-
Notifications
You must be signed in to change notification settings - Fork 19
Description
Thank you for implementing the forward Lap. It significantly accelerates the Laplacian calculation. I encountered a TypeError when computing the Laplacian of a function involving jnp.linalg.slogdet using folx. This error only occurs in a distributed/sharded environment (using jax.sharding.Mesh).
The code works perfectly fine in a single-device setting. It also works fine in a distributed setting if I replace jnp.linalg.slogdet with other operations like jnp.sum.
#36 Minimal Reproduction Script
Here is a minimal script to reproduce the issue. It sets up a JAX Mesh and shards the input data.
import jax
import jax.numpy as jnp
import numpy as np
from folx import forward_laplacian
from jax.sharding import Mesh, NamedSharding
from jax.sharding import PartitionSpec as P
import os
#jax.config.update("jax_enable_x64", True)
def test_parallel():
print("=== Running Distributed (Mesh/Sharding) Test ===")
if 'SLURM_PROCID' in os.environ:
try:
jax.distributed.initialize()
except:
pass
mesh = Mesh(jax.devices(), axis_names=('data',))
N = 10
Batch = 8
x_host = jnp.stack([jnp.eye(N) * (2.0 + i*0.1) for i in range(Batch)])
sharding = NamedSharding(mesh, P('data'))
x_sharded = jax.device_put(x_host, sharding)
def single_sample_f(x):
sign, logdet = jnp.linalg.slogdet(x)
return logdet
fwd_op = forward_laplacian(single_sample_f)

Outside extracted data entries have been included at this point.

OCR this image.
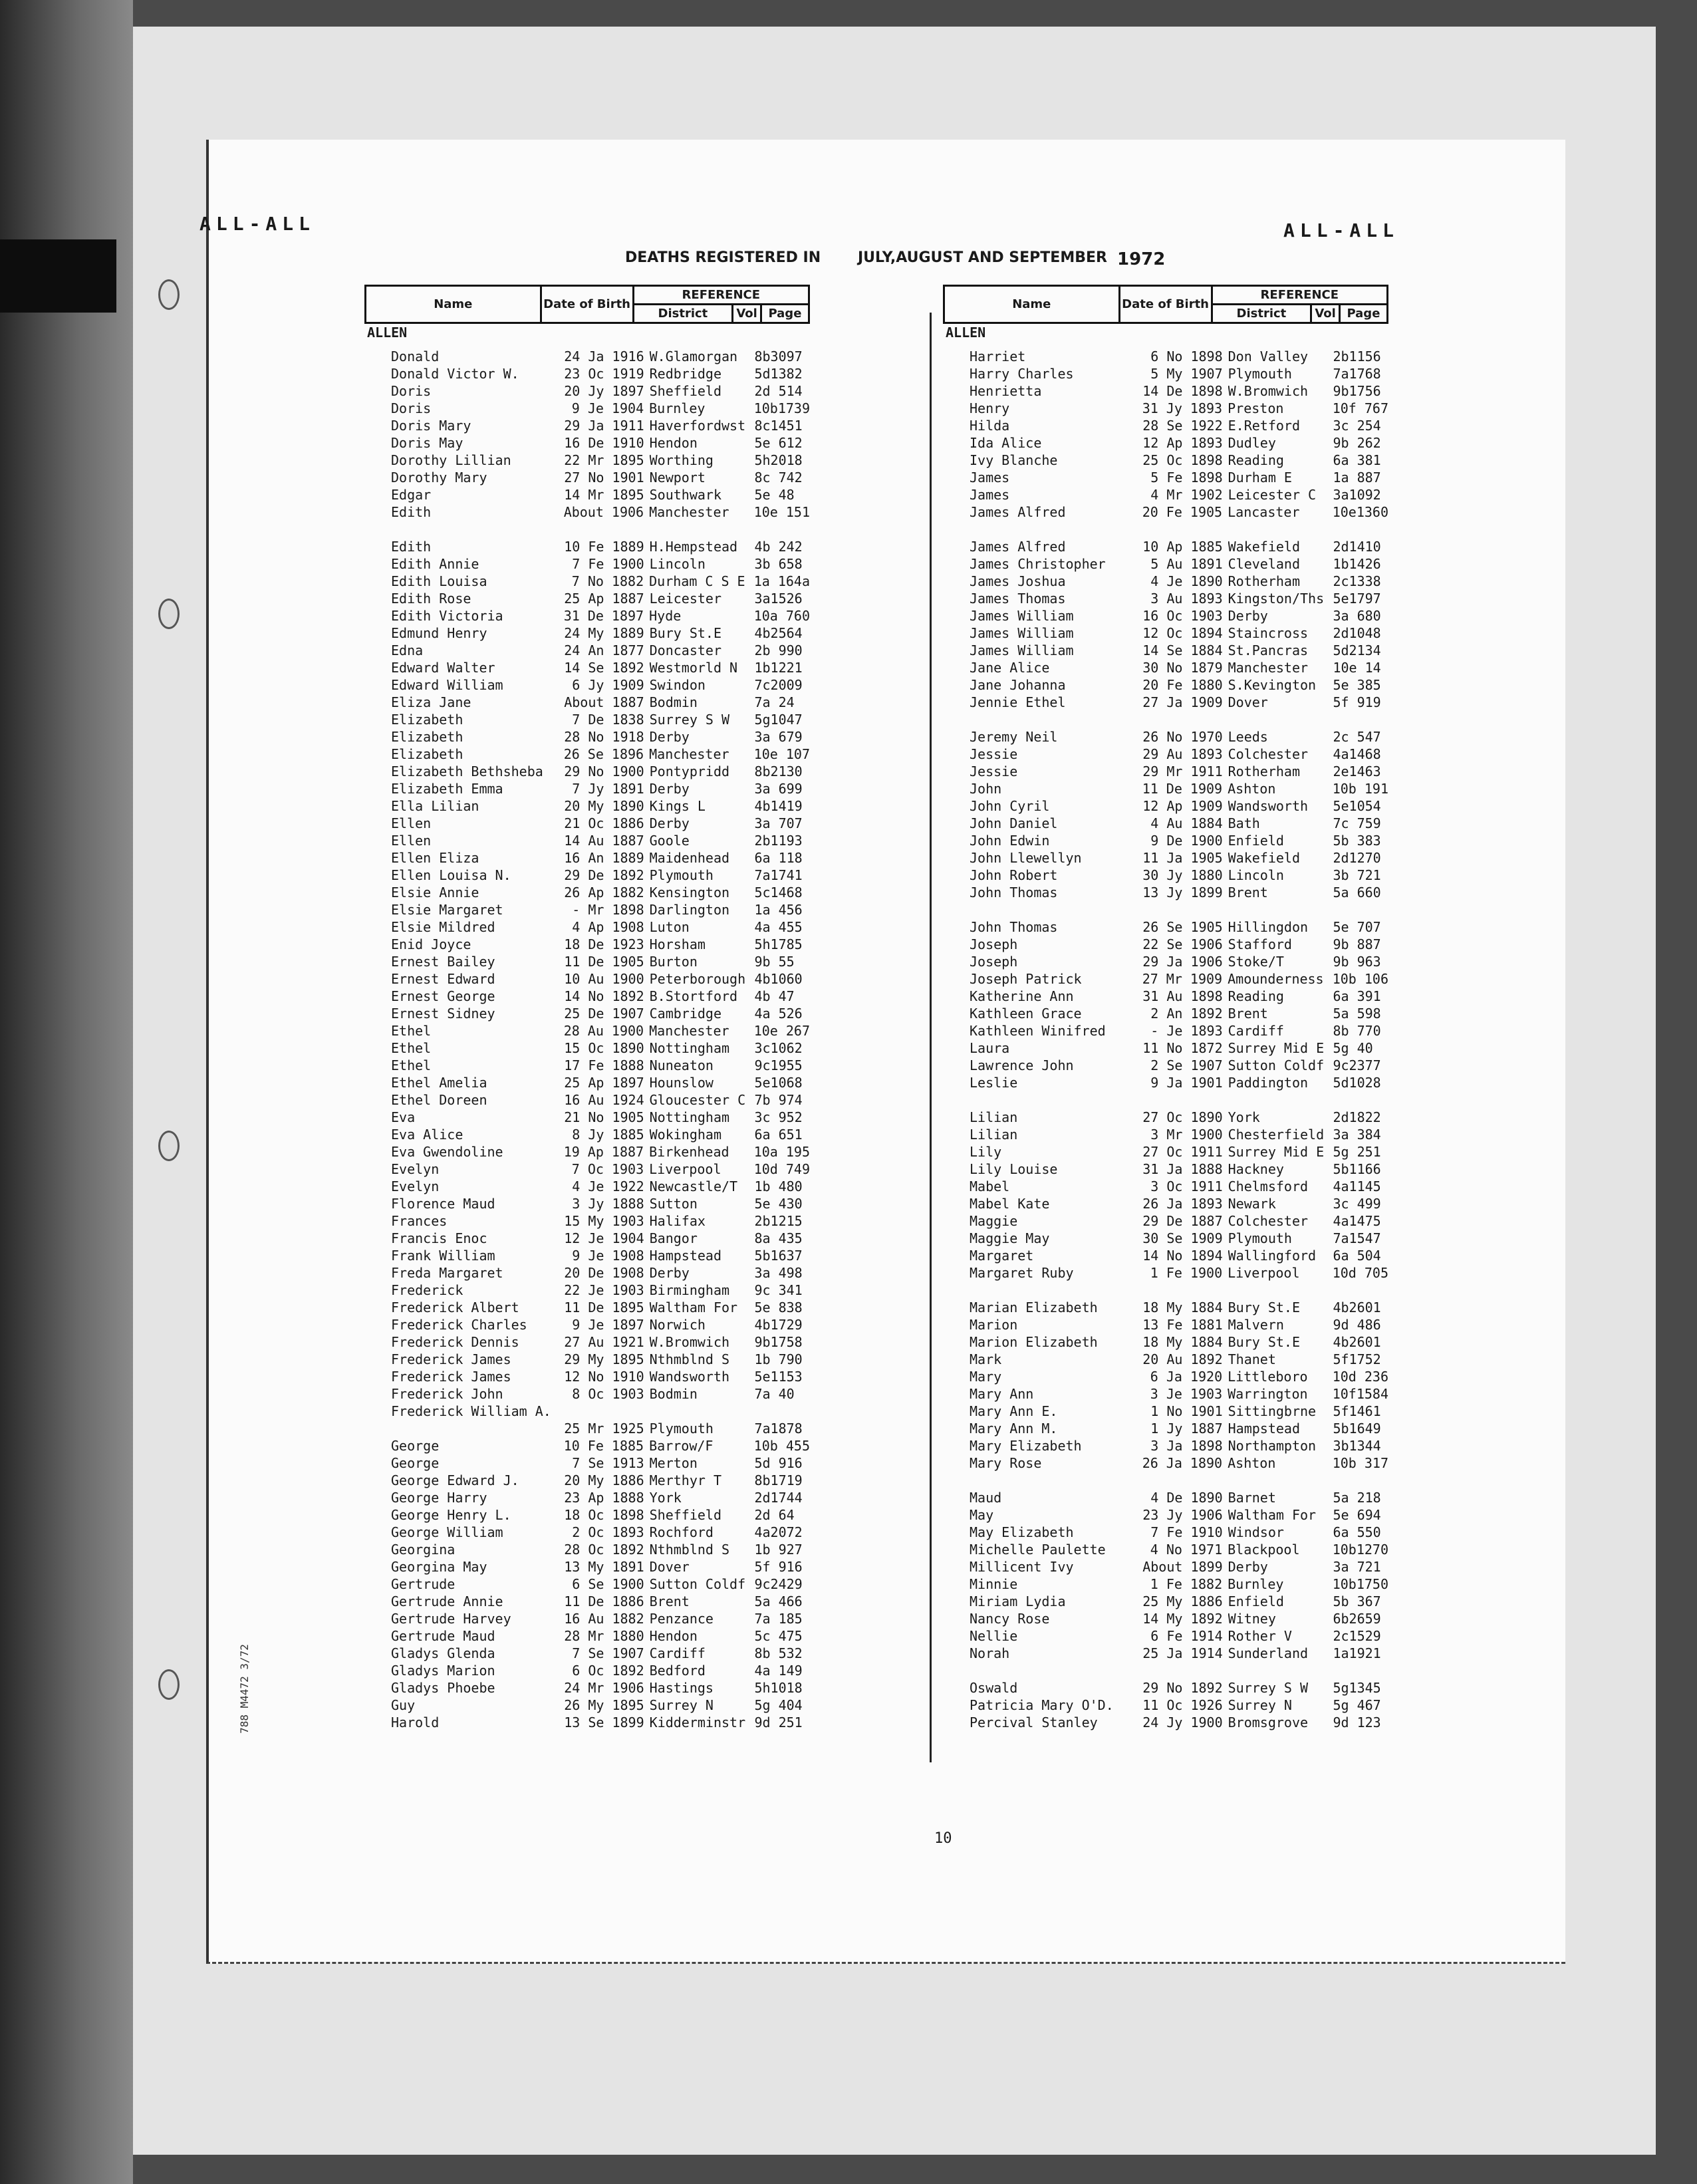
ALL-ALL	ALL-ALL
DEATHS REGISTERED IN	JULY,AUGUST AND SEPTEMBER 1972
Name	Date of Birth	REFERENCE		
		District	Vol	Page
ALLEN
Donald	24 Ja 1916 W.Glamorgan	8b3097
Donald Victor W.	23 Oc 1919 Redbridge	5d1382
Doris	20 Jy 1897 Sheffield	2d 514
Doris	9 Je 1904 Burnley	10b1739
Doris Mary	29 Ja 1911 Haverfordwst 8c1451
Doris May	16 De 1910 Hendon	5e 612
Dorothy Lillian	22 Mr 1895 Worthing	5h2018
Dorothy Mary	27 No 1901 Newport	8c 742
Edgar	14 Mr 1895 Southwark	5e 48
Edith	About 1906 Manchester	10e 151
Edith	10 Fe 1889 H.Hempstead	4b 242
Edith Annie	7 Fe 1900 Lincoln	3b 658
Edith Louisa	7 No 1882 Durham C S E 1a 164a
Edith Rose	25 Ap 1887 Leicester	3a1526
Edith Victoria	31 De 1897 Hyde	10a 760
Edmund Henry	24 My 1889 Bury St.E	4b2564
Edna	24 An 1877 Doncaster	2b 990
Edward Walter	14 Se 1892 Westmorld N	1b1221
Edward William	6 Jy 1909 Swindon	7c2009
Eliza Jane	About 1887 Bodmin	7a 24
Elizabeth	7 De 1838 Surrey S W	5g1047
Elizabeth	28 No 1918 Derby	3a 679
Elizabeth	26 Se 1896 Manchester	10e 107
Elizabeth Bethsheba	29 No 1900 Pontypridd	8b2130
Elizabeth Emma	7 Jy 1891 Derby	3a 699
Ella Lilian	20 My 1890 Kings L	4b1419
Ellen	21 Oc 1886 Derby	3a 707
Ellen	14 Au 1887 Goole	2b1193
Ellen Eliza	16 An 1889 Maidenhead	6a 118
Ellen Louisa N.	29 De 1892 Plymouth	7a1741
Elsie Annie	26 Ap 1882 Kensington	5c1468
Elsie Margaret	- Mr 1898 Darlington	1a 456
Elsie Mildred	4 Ap 1908 Luton	4a 455
Enid Joyce	18 De 1923 Horsham	5h1785
Ernest Bailey	11 De 1905 Burton	9b 55
Ernest Edward	10 Au 1900 Peterborough 4b1060
Ernest George	14 No 1892 B.Stortford	4b 47
Ernest Sidney	25 De 1907 Cambridge	4a 526
Ethel	28 Au 1900 Manchester	10e 267
Ethel	15 Oc 1890 Nottingham	3c1062
Ethel	17 Fe 1888 Nuneaton	9c1955
Ethel Amelia	25 Ap 1897 Hounslow	5e1068
Ethel Doreen	16 Au 1924 Gloucester C 7b 974
Eva	21 No 1905 Nottingham	3c 952
Eva Alice	8 Jy 1885 Wokingham	6a 651
Eva Gwendoline	19 Ap 1887 Birkenhead	10a 195
Evelyn	7 Oc 1903 Liverpool	10d 749
Evelyn	4 Je 1922 Newcastle/T	1b 480
Florence Maud	3 Jy 1888 Sutton	5e 430
Frances	15 My 1903 Halifax	2b1215
Francis Enoc	12 Je 1904 Bangor	8a 435
Frank William	9 Je 1908 Hampstead	5b1637
Freda Margaret	20 De 1908 Derby	3a 498
Frederick	22 Je 1903 Birmingham	9c 341
Frederick Albert	11 De 1895 Waltham For	5e 838
Frederick Charles	9 Je 1897 Norwich	4b1729
Frederick Dennis	27 Au 1921 W.Bromwich	9b1758
Frederick James	29 My 1895 Nthmblnd S	1b 790
Frederick James	12 No 1910 Wandsworth	5e1153
Frederick John	8 Oc 1903 Bodmin	7a 40
Frederick William A.
25 Mr 1925 Plymouth	7a1878
George	10 Fe 1885 Barrow/F	10b 455
George	7 Se 1913 Merton	5d 916
George Edward J.	20 My 1886 Merthyr T	8b1719
George Harry	23 Ap 1888 York	2d1744
George Henry L.	18 Oc 1898 Sheffield	2d 64
George William	2 Oc 1893 Rochford	4a2072
Georgina	28 Oc 1892 Nthmblnd S	1b 927
Georgina May	13 My 1891 Dover	5f 916
Gertrude	6 Se 1900 Sutton Coldf 9c2429
Gertrude Annie	11 De 1886 Brent	5a 466
Gertrude Harvey	16 Au 1882 Penzance	7a 185
Gertrude Maud	28 Mr 1880 Hendon	5c 475
Gladys Glenda	7 Se 1907 Cardiff	8b 532
Gladys Marion	6 Oc 1892 Bedford	4a 149
Gladys Phoebe	24 Mr 1906 Hastings	5h1018
Guy	26 My 1895 Surrey N	5g 404
Harold	13 Se 1899 Kidderminstr 9d 251
Name	Date of Birth	REFERENCE		
		District	Vol	Page
ALLEN
Harriet	6 No 1898 Don Valley	2b1156
Harry Charles	5 My 1907 Plymouth	7a1768
Henrietta	14 De 1898 W.Bromwich	9b1756
Henry	31 Jy 1893 Preston	10f 767
Hilda	28 Se 1922 E.Retford	3c 254
Ida Alice	12 Ap 1893 Dudley	9b 262
Ivy Blanche	25 Oc 1898 Reading	6a 381
James	5 Fe 1898 Durham E	1a 887
James	4 Mr 1902 Leicester C	3a1092
James Alfred	20 Fe 1905 Lancaster	10e1360
James Alfred	10 Ap 1885 Wakefield	2d1410
James Christopher	5 Au 1891 Cleveland	1b1426
James Joshua	4 Je 1890 Rotherham	2c1338
James Thomas	3 Au 1893 Kingston/Ths 5e1797
James William	16 Oc 1903 Derby	3a 680
James William	12 Oc 1894 Staincross	2d1048
James William	14 Se 1884 St.Pancras	5d2134
Jane Alice	30 No 1879 Manchester	10e 14
Jane Johanna	20 Fe 1880 S.Kevington	5e 385
Jennie Ethel	27 Ja 1909 Dover	5f 919
Jeremy Neil	26 No 1970 Leeds	2c 547
Jessie	29 Au 1893 Colchester	4a1468
Jessie	29 Mr 1911 Rotherham	2e1463
John	11 De 1909 Ashton	10b 191
John Cyril	12 Ap 1909 Wandsworth	5e1054
John Daniel	4 Au 1884 Bath	7c 759
John Edwin	9 De 1900 Enfield	5b 383
John Llewellyn	11 Ja 1905 Wakefield	2d1270
John Robert	30 Jy 1880 Lincoln	3b 721
John Thomas	13 Jy 1899 Brent	5a 660
John Thomas	26 Se 1905 Hillingdon	5e 707
Joseph	22 Se 1906 Stafford	9b 887
Joseph	29 Ja 1906 Stoke/T	9b 963
Joseph Patrick	27 Mr 1909 Amounderness 10b 106
Katherine Ann	31 Au 1898 Reading	6a 391
Kathleen Grace	2 An 1892 Brent	5a 598
Kathleen Winifred	- Je 1893 Cardiff	8b 770
Laura	11 No 1872 Surrey Mid E 5g 40
Lawrence John	2 Se 1907 Sutton Coldf 9c2377
Leslie	9 Ja 1901 Paddington	5d1028
Lilian	27 Oc 1890 York	2d1822
Lilian	3 Mr 1900 Chesterfield 3a 384
Lily	27 Oc 1911 Surrey Mid E 5g 251
Lily Louise	31 Ja 1888 Hackney	5b1166
Mabel	3 Oc 1911 Chelmsford	4a1145
Mabel Kate	26 Ja 1893 Newark	3c 499
Maggie	29 De 1887 Colchester	4a1475
Maggie May	30 Se 1909 Plymouth	7a1547
Margaret	14 No 1894 Wallingford	6a 504
Margaret Ruby	1 Fe 1900 Liverpool	10d 705
Marian Elizabeth	18 My 1884 Bury St.E	4b2601
Marion	13 Fe 1881 Malvern	9d 486
Marion Elizabeth	18 My 1884 Bury St.E	4b2601
Mark	20 Au 1892 Thanet	5f1752
Mary	6 Ja 1920 Littleboro	10d 236
Mary Ann	3 Je 1903 Warrington	10f1584
Mary Ann E.	1 No 1901 Sittingbrne	5f1461
Mary Ann M.	1 Jy 1887 Hampstead	5b1649
Mary Elizabeth	3 Ja 1898 Northampton	3b1344
Mary Rose	26 Ja 1890 Ashton	10b 317
Maud	4 De 1890 Barnet	5a 218
May	23 Jy 1906 Waltham For	5e 694
May Elizabeth	7 Fe 1910 Windsor	6a 550
Michelle Paulette	4 No 1971 Blackpool	10b1270
Millicent Ivy	About 1899 Derby	3a 721
Minnie	1 Fe 1882 Burnley	10b1750
Miriam Lydia	25 My 1886 Enfield	5b 367
Nancy Rose	14 My 1892 Witney	6b2659
Nellie	6 Fe 1914 Rother V	2c1529
Norah	25 Ja 1914 Sunderland	1a1921
Oswald	29 No 1892 Surrey S W	5g1345
Patricia Mary O'D.	11 Oc 1926 Surrey N	5g 467
Percival Stanley	24 Jy 1900 Bromsgrove	9d 123
10
788 M4472 3/72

fwd_f_vmap = jax.vmap(fwd_op)
result = fwd_f_vmap(x_sharded)
if __name__ == "__main__":
test_parallel()
#36 Error Traceback
TypeError: Custom JVP rule must produce primal and tangent outputs with corresponding shapes and dtypes, but got:
primal float32[] with tangent float32[], expecting tangent float32[]
#36 Environment
Jax 0.7.0 + lastest folx